Experts stress that it is important to know the yardage to the pin without taking elevation into the equation. Following an assessment on distance and yards to the pin, it is important golfers study the layout of the green. This may sound simple, or even silly, but taking in the area enables a golfer to select the right club. After making an assessment, golfers can begin to decide on which club they will use. This is done by measuring elevation in clubs.
A golf ball can travel up to 40 percent further when playing in elevated regions. No matter which club you select, it may be a good idea to take some of the power out of your swing. How far a golf ball travels is based on velocity, trajectory, swing and the elements. So, taking a little off that massive drive can help you adjust and prevent from over hitting the ball.

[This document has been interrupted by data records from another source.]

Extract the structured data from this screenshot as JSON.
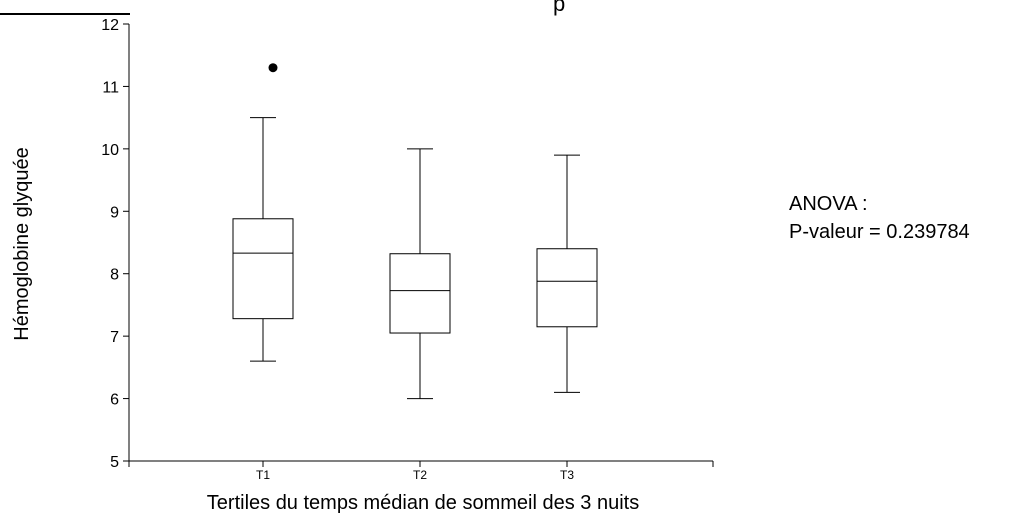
{
  "header_fragment": "p",
  "annotation": {
    "line1": "ANOVA :",
    "line2": "P-valeur = 0.239784"
  },
  "chart_data": {
    "type": "boxplot",
    "title": "",
    "xlabel": "Tertiles du temps médian de sommeil des 3 nuits",
    "ylabel": "Hémoglobine glyquée",
    "ylim": [
      5,
      12
    ],
    "yticks": [
      5,
      6,
      7,
      8,
      9,
      10,
      11,
      12
    ],
    "grid": false,
    "categories": [
      "T1",
      "T2",
      "T3"
    ],
    "boxes": [
      {
        "category": "T1",
        "whisker_low": 6.6,
        "q1": 7.28,
        "median": 8.33,
        "q3": 8.88,
        "whisker_high": 10.5,
        "outliers": [
          11.3
        ]
      },
      {
        "category": "T2",
        "whisker_low": 6.0,
        "q1": 7.05,
        "median": 7.73,
        "q3": 8.32,
        "whisker_high": 10.0,
        "outliers": []
      },
      {
        "category": "T3",
        "whisker_low": 6.1,
        "q1": 7.15,
        "median": 7.88,
        "q3": 8.4,
        "whisker_high": 9.9,
        "outliers": []
      }
    ],
    "colors": {
      "box_fill": "#ffffff",
      "stroke": "#000000",
      "outlier": "#000000",
      "header_rule": "#000000"
    }
  }
}
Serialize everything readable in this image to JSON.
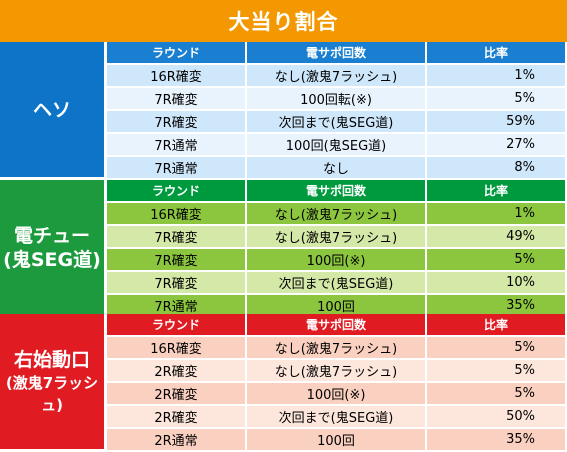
{
  "title": "大当り割合",
  "columns": {
    "round": "ラウンド",
    "support": "電サポ回数",
    "ratio": "比率"
  },
  "colors": {
    "title_bg": "#f39800",
    "heso_header": "#1a7fd0",
    "heso_side": "#0d74c8",
    "heso_row_a": "#cfe7fb",
    "heso_row_b": "#e8f3fd",
    "chu_header": "#009a3e",
    "chu_side": "#1e9a3e",
    "chu_row_a": "#8cc63f",
    "chu_row_b": "#d4e8a8",
    "migi_header": "#e01b22",
    "migi_side": "#e01b22",
    "migi_row_a": "#fad1c0",
    "migi_row_b": "#fde6dc"
  },
  "sections": [
    {
      "label_lines": [
        "ヘソ"
      ],
      "rows": [
        {
          "round": "16R確変",
          "support": "なし(激鬼7ラッシュ)",
          "ratio": "1%"
        },
        {
          "round": "7R確変",
          "support": "100回転(※)",
          "ratio": "5%"
        },
        {
          "round": "7R確変",
          "support": "次回まで(鬼SEG道)",
          "ratio": "59%"
        },
        {
          "round": "7R通常",
          "support": "100回(鬼SEG道)",
          "ratio": "27%"
        },
        {
          "round": "7R通常",
          "support": "なし",
          "ratio": "8%"
        }
      ]
    },
    {
      "label_lines": [
        "電チュー",
        "(鬼SEG道)"
      ],
      "rows": [
        {
          "round": "16R確変",
          "support": "なし(激鬼7ラッシュ)",
          "ratio": "1%"
        },
        {
          "round": "7R確変",
          "support": "なし(激鬼7ラッシュ)",
          "ratio": "49%"
        },
        {
          "round": "7R確変",
          "support": "100回(※)",
          "ratio": "5%"
        },
        {
          "round": "7R確変",
          "support": "次回まで(鬼SEG道)",
          "ratio": "10%"
        },
        {
          "round": "7R通常",
          "support": "100回",
          "ratio": "35%"
        }
      ]
    },
    {
      "label_lines": [
        "右始動口",
        "(激鬼7ラッシュ)"
      ],
      "rows": [
        {
          "round": "16R確変",
          "support": "なし(激鬼7ラッシュ)",
          "ratio": "5%"
        },
        {
          "round": "2R確変",
          "support": "なし(激鬼7ラッシュ)",
          "ratio": "5%"
        },
        {
          "round": "2R確変",
          "support": "100回(※)",
          "ratio": "5%"
        },
        {
          "round": "2R確変",
          "support": "次回まで(鬼SEG道)",
          "ratio": "50%"
        },
        {
          "round": "2R通常",
          "support": "100回",
          "ratio": "35%"
        }
      ]
    }
  ]
}
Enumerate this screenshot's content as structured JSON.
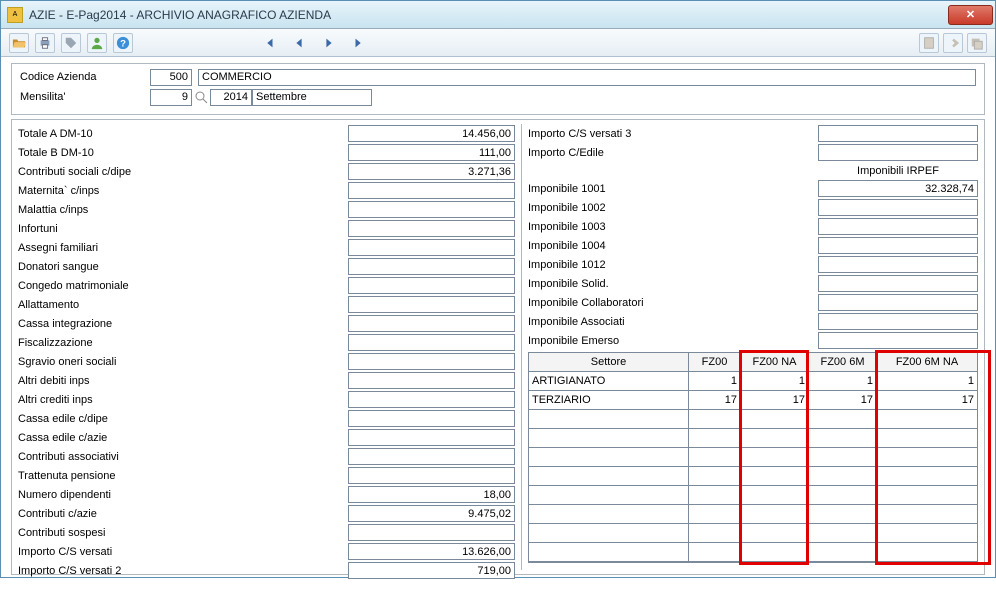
{
  "window": {
    "title": "AZIE  -  E-Pag2014  -   ARCHIVIO ANAGRAFICO AZIENDA"
  },
  "header": {
    "codice_label": "Codice Azienda",
    "codice_value": "500",
    "codice_name": "COMMERCIO",
    "mensilita_label": "Mensilita'",
    "mensilita_value": "9",
    "anno": "2014",
    "mese": "Settembre"
  },
  "left_rows": [
    {
      "label": "Totale A DM-10",
      "value": "14.456,00"
    },
    {
      "label": "Totale B DM-10",
      "value": "111,00"
    },
    {
      "label": "Contributi sociali c/dipe",
      "value": "3.271,36"
    },
    {
      "label": "Maternita` c/inps",
      "value": ""
    },
    {
      "label": "Malattia  c/inps",
      "value": ""
    },
    {
      "label": "Infortuni",
      "value": ""
    },
    {
      "label": "Assegni familiari",
      "value": ""
    },
    {
      "label": "Donatori sangue",
      "value": ""
    },
    {
      "label": "Congedo matrimoniale",
      "value": ""
    },
    {
      "label": "Allattamento",
      "value": ""
    },
    {
      "label": "Cassa integrazione",
      "value": ""
    },
    {
      "label": "Fiscalizzazione",
      "value": ""
    },
    {
      "label": "Sgravio oneri sociali",
      "value": ""
    },
    {
      "label": "Altri debiti inps",
      "value": ""
    },
    {
      "label": "Altri crediti inps",
      "value": ""
    },
    {
      "label": "Cassa edile c/dipe",
      "value": ""
    },
    {
      "label": "Cassa edile c/azie",
      "value": ""
    },
    {
      "label": "Contributi associativi",
      "value": ""
    },
    {
      "label": "Trattenuta pensione",
      "value": ""
    },
    {
      "label": "Numero dipendenti",
      "value": "18,00"
    },
    {
      "label": "Contributi c/azie",
      "value": "9.475,02"
    },
    {
      "label": "Contributi sospesi",
      "value": ""
    },
    {
      "label": "Importo C/S versati",
      "value": "13.626,00"
    },
    {
      "label": "Importo C/S versati  2",
      "value": "719,00"
    }
  ],
  "right_top": [
    {
      "label": "Importo C/S versati  3",
      "value": ""
    },
    {
      "label": "Importo C/Edile",
      "value": ""
    }
  ],
  "right_section_title": "Imponibili IRPEF",
  "right_rows": [
    {
      "label": "Imponibile 1001",
      "value": "32.328,74"
    },
    {
      "label": "Imponibile 1002",
      "value": ""
    },
    {
      "label": "Imponibile 1003",
      "value": ""
    },
    {
      "label": "Imponibile 1004",
      "value": ""
    },
    {
      "label": "Imponibile 1012",
      "value": ""
    },
    {
      "label": "Imponibile Solid.",
      "value": ""
    },
    {
      "label": "Imponibile Collaboratori",
      "value": ""
    },
    {
      "label": "Imponibile Associati",
      "value": ""
    },
    {
      "label": "Imponibile Emerso",
      "value": ""
    }
  ],
  "grid": {
    "headers": [
      "Settore",
      "FZ00",
      "FZ00 NA",
      "FZ00 6M",
      "FZ00 6M NA"
    ],
    "rows": [
      {
        "c0": "ARTIGIANATO",
        "c1": "1",
        "c2": "1",
        "c3": "1",
        "c4": "1"
      },
      {
        "c0": "TERZIARIO",
        "c1": "17",
        "c2": "17",
        "c3": "17",
        "c4": "17"
      },
      {
        "c0": "",
        "c1": "",
        "c2": "",
        "c3": "",
        "c4": ""
      },
      {
        "c0": "",
        "c1": "",
        "c2": "",
        "c3": "",
        "c4": ""
      },
      {
        "c0": "",
        "c1": "",
        "c2": "",
        "c3": "",
        "c4": ""
      },
      {
        "c0": "",
        "c1": "",
        "c2": "",
        "c3": "",
        "c4": ""
      },
      {
        "c0": "",
        "c1": "",
        "c2": "",
        "c3": "",
        "c4": ""
      },
      {
        "c0": "",
        "c1": "",
        "c2": "",
        "c3": "",
        "c4": ""
      },
      {
        "c0": "",
        "c1": "",
        "c2": "",
        "c3": "",
        "c4": ""
      },
      {
        "c0": "",
        "c1": "",
        "c2": "",
        "c3": "",
        "c4": ""
      }
    ]
  },
  "colors": {
    "highlight": "#e00000"
  }
}
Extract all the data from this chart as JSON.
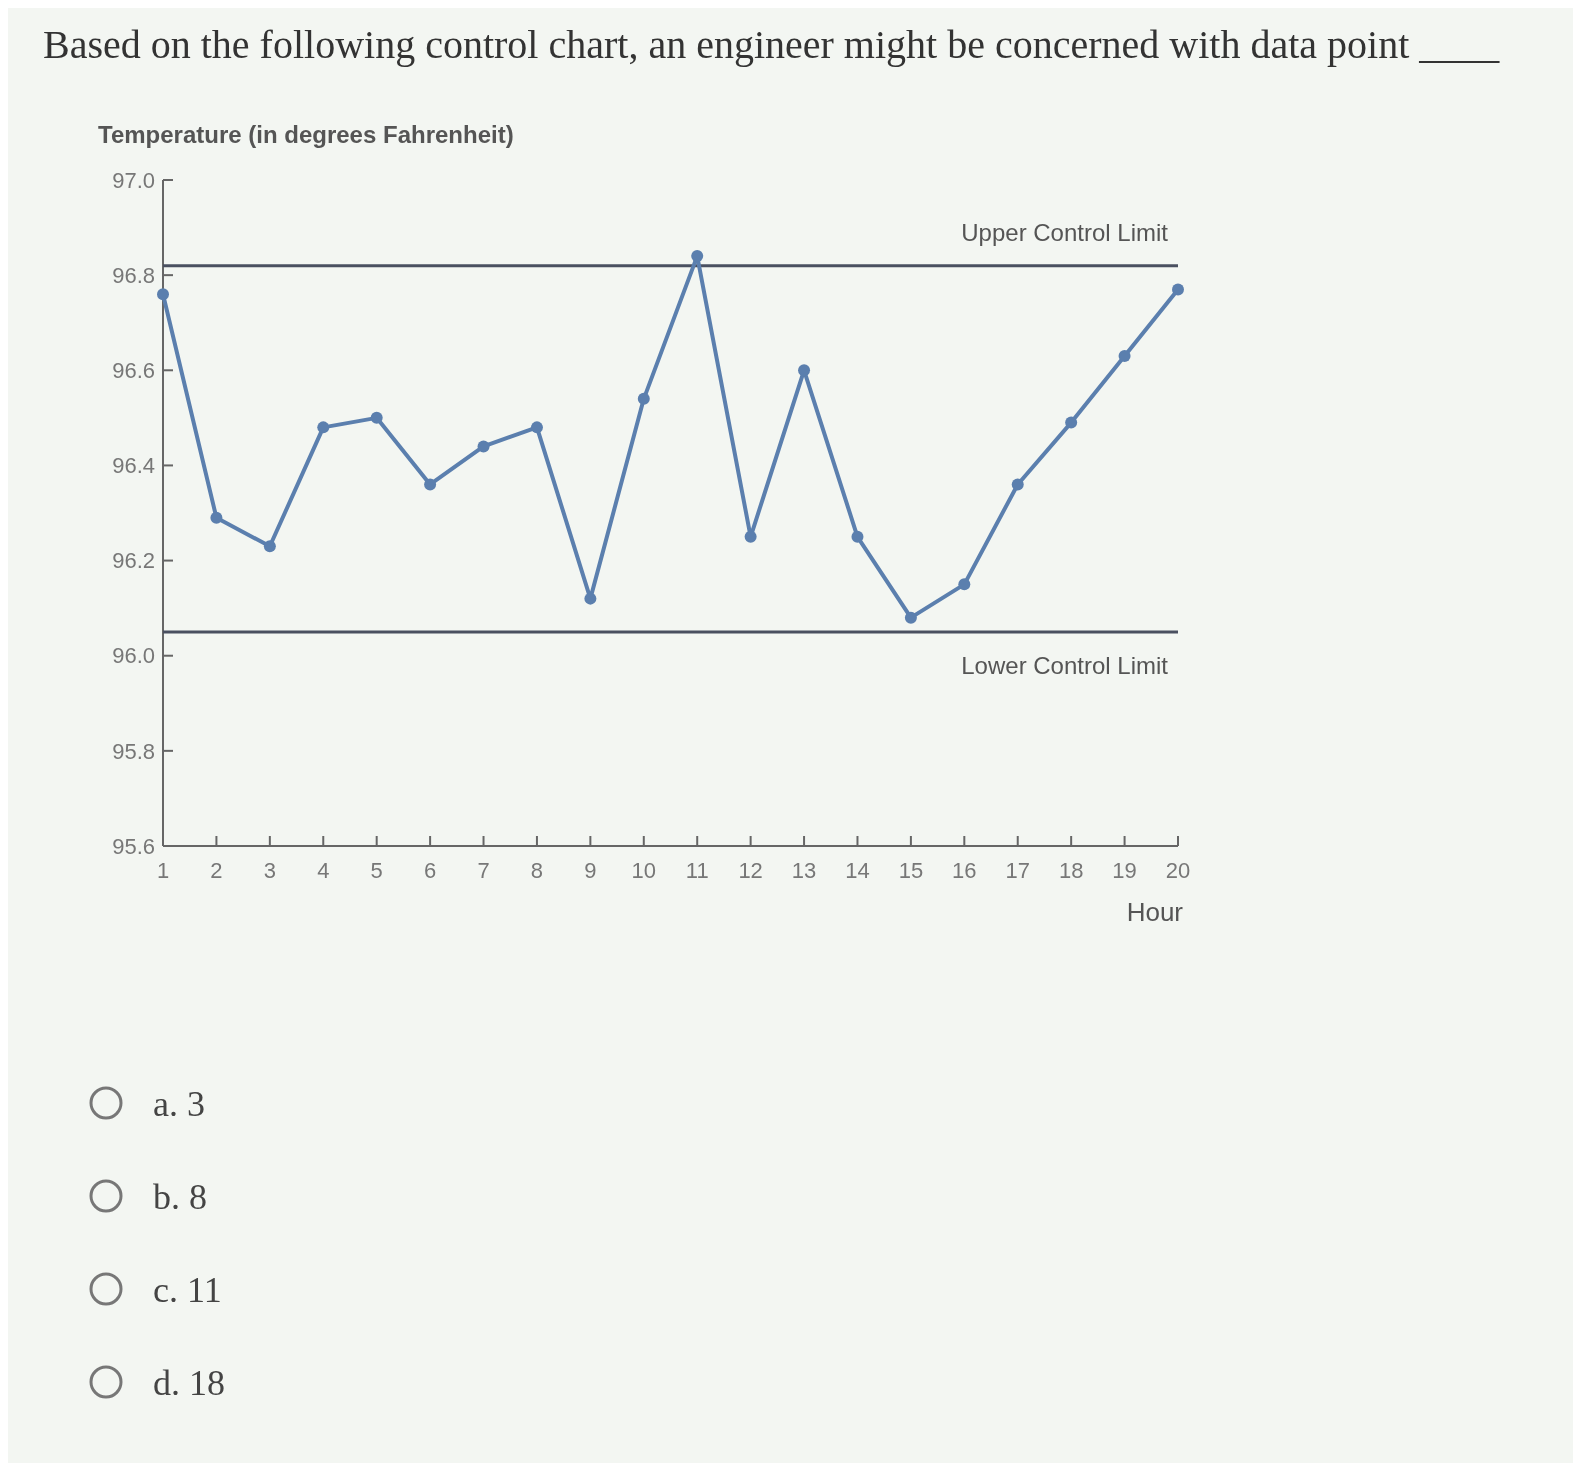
{
  "chart_data": {
    "type": "line",
    "title": "Based on the following control chart, an engineer might be concerned with data point ____",
    "ylabel": "Temperature (in degrees Fahrenheit)",
    "xlabel": "Hour",
    "x": [
      1,
      2,
      3,
      4,
      5,
      6,
      7,
      8,
      9,
      10,
      11,
      12,
      13,
      14,
      15,
      16,
      17,
      18,
      19,
      20
    ],
    "series": [
      {
        "color": "#5b7fae",
        "values": [
          96.76,
          96.29,
          96.23,
          96.48,
          96.5,
          96.36,
          96.44,
          96.48,
          96.12,
          96.54,
          96.84,
          96.25,
          96.6,
          96.25,
          96.08,
          96.15,
          96.36,
          96.49,
          96.63,
          96.77
        ]
      }
    ],
    "xlim": [
      1,
      20
    ],
    "xticks": [
      1,
      2,
      3,
      4,
      5,
      6,
      7,
      8,
      9,
      10,
      11,
      12,
      13,
      14,
      15,
      16,
      17,
      18,
      19,
      20
    ],
    "ylim": [
      95.6,
      97.0
    ],
    "yticks": [
      {
        "value": 95.6,
        "label": "95.6"
      },
      {
        "value": 95.8,
        "label": "95.8"
      },
      {
        "value": 96.0,
        "label": "96.0"
      },
      {
        "value": 96.2,
        "label": "96.2"
      },
      {
        "value": 96.4,
        "label": "96.4"
      },
      {
        "value": 96.6,
        "label": "96.6"
      },
      {
        "value": 96.8,
        "label": "96.8"
      },
      {
        "value": 97.0,
        "label": "97.0"
      }
    ],
    "ref_lines": [
      {
        "axis": "y",
        "value": 96.82,
        "label": "Upper Control Limit",
        "color": "#4a5060"
      },
      {
        "axis": "y",
        "value": 96.05,
        "label": "Lower Control Limit",
        "color": "#4a5060"
      }
    ],
    "marker": "circle",
    "line_style": "solid",
    "grid": false,
    "annotations": [
      "a. 3",
      "b. 8",
      "c. 11",
      "d. 18"
    ]
  }
}
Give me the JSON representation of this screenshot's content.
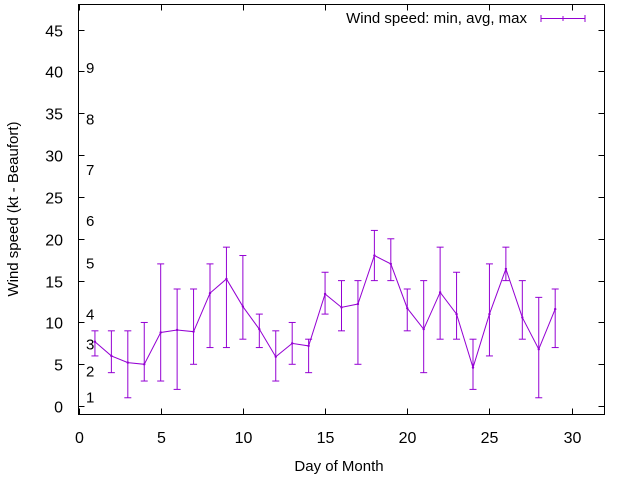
{
  "chart_data": {
    "type": "line",
    "title": "",
    "xlabel": "Day of Month",
    "ylabel": "Wind speed (kt - Beaufort)",
    "xlim": [
      0,
      32
    ],
    "ylim": [
      -1,
      48
    ],
    "xticks": [
      0,
      5,
      10,
      15,
      20,
      25,
      30
    ],
    "yticks": [
      0,
      5,
      10,
      15,
      20,
      25,
      30,
      35,
      40,
      45
    ],
    "grid": false,
    "legend_position": "top-right",
    "series_color": "#9400d3",
    "series": [
      {
        "name": "Wind speed: min, avg, max",
        "x": [
          1,
          2,
          3,
          4,
          5,
          6,
          7,
          8,
          9,
          10,
          11,
          12,
          13,
          14,
          15,
          16,
          17,
          18,
          19,
          20,
          21,
          22,
          23,
          24,
          25,
          26,
          27,
          28,
          29
        ],
        "min": [
          6,
          4,
          1,
          3,
          3,
          2,
          5,
          7,
          7,
          8,
          7,
          3,
          5,
          4,
          11,
          9,
          5,
          15,
          15,
          9,
          4,
          8,
          8,
          2,
          6,
          15,
          8,
          1,
          7
        ],
        "avg": [
          7.7,
          6,
          5.2,
          5,
          8.8,
          9.1,
          8.9,
          13.5,
          15.2,
          11.9,
          9.2,
          5.9,
          7.5,
          7.2,
          13.4,
          11.8,
          12.2,
          18,
          17,
          11.7,
          9.2,
          13.6,
          11,
          4.6,
          11,
          16.4,
          10.6,
          6.8,
          11.6
        ],
        "max": [
          9,
          9,
          9,
          10,
          17,
          14,
          14,
          17,
          19,
          18,
          11,
          9,
          10,
          8,
          16,
          15,
          15,
          21,
          20,
          14,
          15,
          19,
          16,
          8,
          17,
          19,
          15,
          13,
          14
        ]
      }
    ],
    "beaufort_labels": [
      {
        "label": "1",
        "value": 1.1
      },
      {
        "label": "2",
        "value": 4.2
      },
      {
        "label": "3",
        "value": 7.4
      },
      {
        "label": "4",
        "value": 11
      },
      {
        "label": "5",
        "value": 17.1
      },
      {
        "label": "6",
        "value": 22.2
      },
      {
        "label": "7",
        "value": 28.3
      },
      {
        "label": "8",
        "value": 34.3
      },
      {
        "label": "9",
        "value": 40.5
      }
    ]
  }
}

Hitting uphill and downhill
When playing courses in regions with elevation, there is a good chance you will be hitting the ball uphill and downhill. On courses in extreme locations, the method for hitting downhill is to subtract one club for every 10 feet of elevation change. Due to the lack of resistance compared to other locales, the ball will descend very quickly. When playing uphill, it is recommended to add one club for every 10 feet of elevation gained. The ball will still travel farther than on a course at normal elevation. However, it will reach the ground faster after cutting through the thin air.
Golf pros recommend players going downhill to hit the ball so it has a low flight. While hitting it high and hard may seem like the thing to do, a lower trajectory downhill shot is a far safer strategy to get nearer the green.
When playing at elevation, aggression and rushing a shot is a golfer’s enemy. Due to the complexity of the elevation of the location or hitting up or downhill, it is better for golfers to relax and play it conservatively.
According to Titleist, “the shorter the shot, the slower it moves through the air, and the less effect anything aerodynamic will have. So, on short approaches and greenside shots, you don’t have to adjust for elevation”.
Due to the effects of elevation and altitude on a golf ball, the club a golfer chooses must really be determined when on the course. The elevation as well as a player’s power all come into effect when hitting. Perhaps the best thing for a golfer to do is to practice their shots on a course at elevation. Practice will give you the opportunity to experience what it is like to add and subtract clubs due to elevation.